Auch rechtsxtreme Inhalte gefunden – Prozess in Zweibrücken „Nachlieferung“ entschlüsselter Dateien aus Drogendealer-Handys ausgewertet

Zweibrücken · Das Landgericht Zweibrücken hat vergangene Woche die vier parallel laufenden Verhandlungen gegen insgesamt elf Männer fortgesetzt, die in der Südwest- und Saarpfalz gemeinsam mit Rauschgift gehandelt haben sollen.

 Zur Freude der Ermittler war der Encrochat-Chatdienst nicht so abshörsicher wie vom Betreiber angepriesen.

Zur Freude der Ermittler war der Encrochat-Chatdienst nicht so abshörsicher wie vom Betreiber angepriesen.

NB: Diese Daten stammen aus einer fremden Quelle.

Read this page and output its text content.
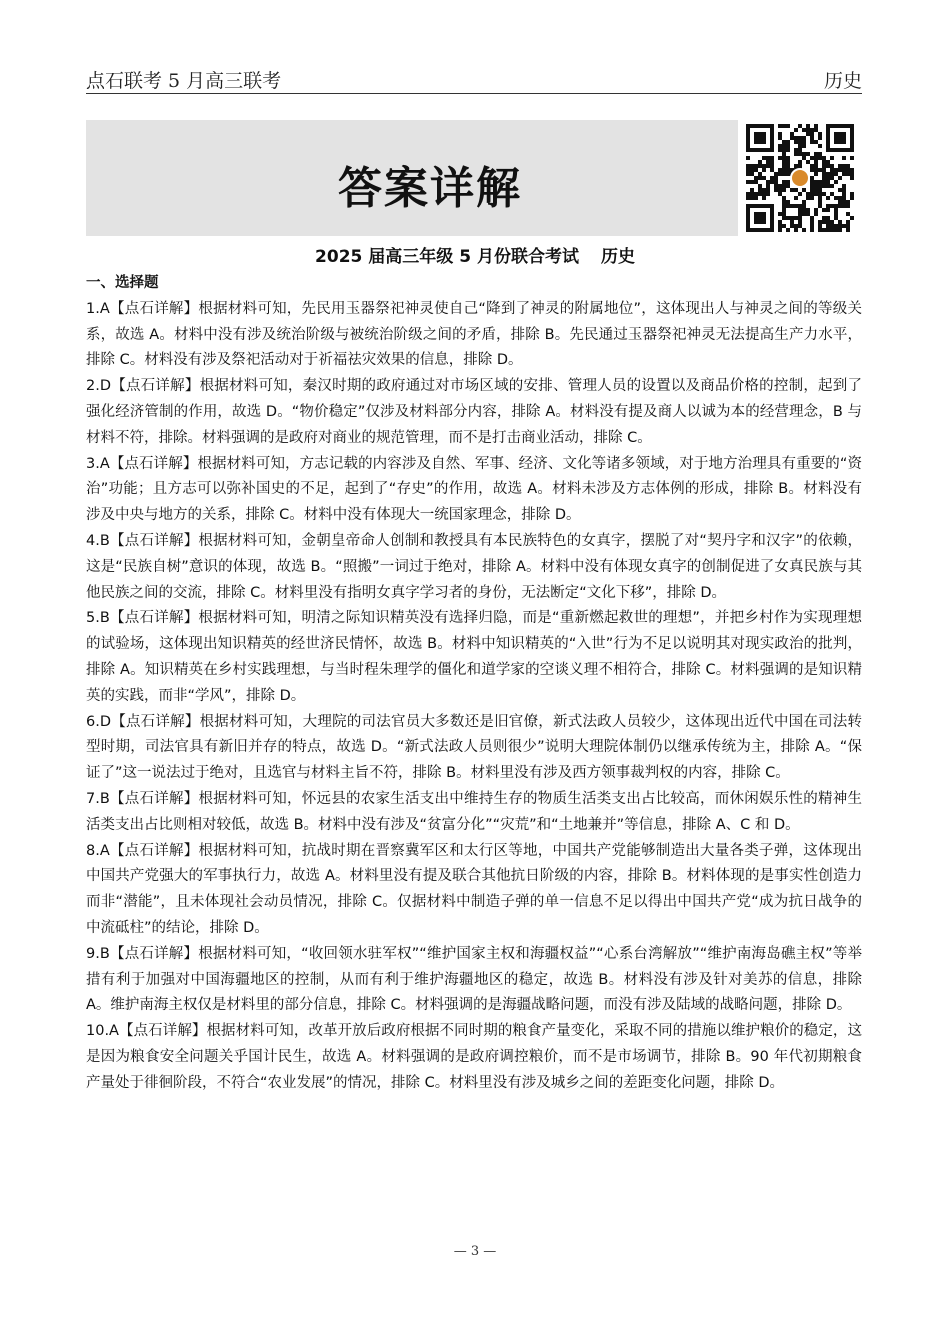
点石联考 5 月高三联考	历史
答案详解
2025 届高三年级 5 月份联合考试 历史

一、选择题

1.A【点石详解】根据材料可知，先民用玉器祭祀神灵使自己“降到了神灵的附属地位”，这体现出人与神灵之间的等级关系，故选 A。材料中没有涉及统治阶级与被统治阶级之间的矛盾，排除 B。先民通过玉器祭祀神灵无法提高生产力水平，排除 C。材料没有涉及祭祀活动对于祈福祛灾效果的信息，排除 D。

2.D【点石详解】根据材料可知，秦汉时期的政府通过对市场区域的安排、管理人员的设置以及商品价格的控制，起到了强化经济管制的作用，故选 D。“物价稳定”仅涉及材料部分内容，排除 A。材料没有提及商人以诚为本的经营理念，B 与材料不符，排除。材料强调的是政府对商业的规范管理，而不是打击商业活动，排除 C。

3.A【点石详解】根据材料可知，方志记载的内容涉及自然、军事、经济、文化等诸多领域，对于地方治理具有重要的“资治”功能；且方志可以弥补国史的不足，起到了“存史”的作用，故选 A。材料未涉及方志体例的形成，排除 B。材料没有涉及中央与地方的关系，排除 C。材料中没有体现大一统国家理念，排除 D。

4.B【点石详解】根据材料可知，金朝皇帝命人创制和教授具有本民族特色的女真字，摆脱了对“契丹字和汉字”的依赖，这是“民族自树”意识的体现，故选 B。“照搬”一词过于绝对，排除 A。材料中没有体现女真字的创制促进了女真民族与其他民族之间的交流，排除 C。材料里没有指明女真字学习者的身份，无法断定“文化下移”，排除 D。

5.B【点石详解】根据材料可知，明清之际知识精英没有选择归隐，而是“重新燃起救世的理想”，并把乡村作为实现理想的试验场，这体现出知识精英的经世济民情怀，故选 B。材料中知识精英的“入世”行为不足以说明其对现实政治的批判，排除 A。知识精英在乡村实践理想，与当时程朱理学的僵化和道学家的空谈义理不相符合，排除 C。材料强调的是知识精英的实践，而非“学风”，排除 D。

6.D【点石详解】根据材料可知，大理院的司法官员大多数还是旧官僚，新式法政人员较少，这体现出近代中国在司法转型时期，司法官具有新旧并存的特点，故选 D。“新式法政人员则很少”说明大理院体制仍以继承传统为主，排除 A。“保证了”这一说法过于绝对，且选官与材料主旨不符，排除 B。材料里没有涉及西方领事裁判权的内容，排除 C。

7.B【点石详解】根据材料可知，怀远县的农家生活支出中维持生存的物质生活类支出占比较高，而休闲娱乐性的精神生活类支出占比则相对较低，故选 B。材料中没有涉及“贫富分化”“灾荒”和“土地兼并”等信息，排除 A、C 和 D。

8.A【点石详解】根据材料可知，抗战时期在晋察冀军区和太行区等地，中国共产党能够制造出大量各类子弹，这体现出中国共产党强大的军事执行力，故选 A。材料里没有提及联合其他抗日阶级的内容，排除 B。材料体现的是事实性创造力而非“潜能”，且未体现社会动员情况，排除 C。仅据材料中制造子弹的单一信息不足以得出中国共产党“成为抗日战争的中流砥柱”的结论，排除 D。

9.B【点石详解】根据材料可知，“收回领水驻军权”“维护国家主权和海疆权益”“心系台湾解放”“维护南海岛礁主权”等举措有利于加强对中国海疆地区的控制，从而有利于维护海疆地区的稳定，故选 B。材料没有涉及针对美苏的信息，排除 A。维护南海主权仅是材料里的部分信息，排除 C。材料强调的是海疆战略问题，而没有涉及陆域的战略问题，排除 D。

10.A【点石详解】根据材料可知，改革开放后政府根据不同时期的粮食产量变化，采取不同的措施以维护粮价的稳定，这是因为粮食安全问题关乎国计民生，故选 A。材料强调的是政府调控粮价，而不是市场调节，排除 B。90 年代初期粮食产量处于徘徊阶段，不符合“农业发展”的情况，排除 C。材料里没有涉及城乡之间的差距变化问题，排除 D。

— 3 —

Foto: dpa/Sebastian Kahnert

Nach über einem Jahr Dauer gibt es neue Erkenntnisse im Drogenbanden-Prozess. Dessen vier parallel laufende Verhandlungen vor dem Landgericht Zweibrücken gegen insgesamt elf Männer sind vergangene Woche fortgesetzt worden. Dabei gab ein Beamter der Kriminaldirektion Kaiserslautern zu Protokoll, dass seine Behörde vor einiger Zeit eine „Nachlieferung“ von entschlüsselten Encrochat-Dateien erhalten habe, die die „Aktivitäten“ von mehreren Angeklagter belegten. Die Dateien habe das Bundeskriminalamt (BKA) übermittelt.

Rückblende: Französischen und niederländischen Ermittlern war im Frühjahr 2020 ein Hackerangriff auf das Encrochat-Netzwerk gelungen. Dadurch konnten die Handys von Zehntausenden Kriminellen überwacht werden. Die Chatverläufe deutscher Nutzer wurden über Europol an die Landeskriminalämter zur Auswertung übermittelt. Infolge der Entschlüsselung des von Encrochat als abhörsicher gepriesenen Netzwerks wurden in Deutschland Hunderte Strafverfahren eingeleitet, so auch am Landgericht Zweibrücken. Dort sind seit April 2021 die elf Männer wegen bandenmäßigen Drogenhandels angeklagt. Sie sollen sich laut Anklage Mitte 2018 zusammengeschlossen und bis November 2020 in über 100 Fällen kiloweise Betäubungsmittel im Millionen-Wert umgeschlagen haben. Dabei hätten sie Marihuana, Amphetamin, Kokain und Haschisch bei Lieferanten vor allem im Rhein-Main-Gebiet oder übers Internet erworben und in der Südwest- und Saarpfalz, auch in Zweibrücken, weiterverkauft.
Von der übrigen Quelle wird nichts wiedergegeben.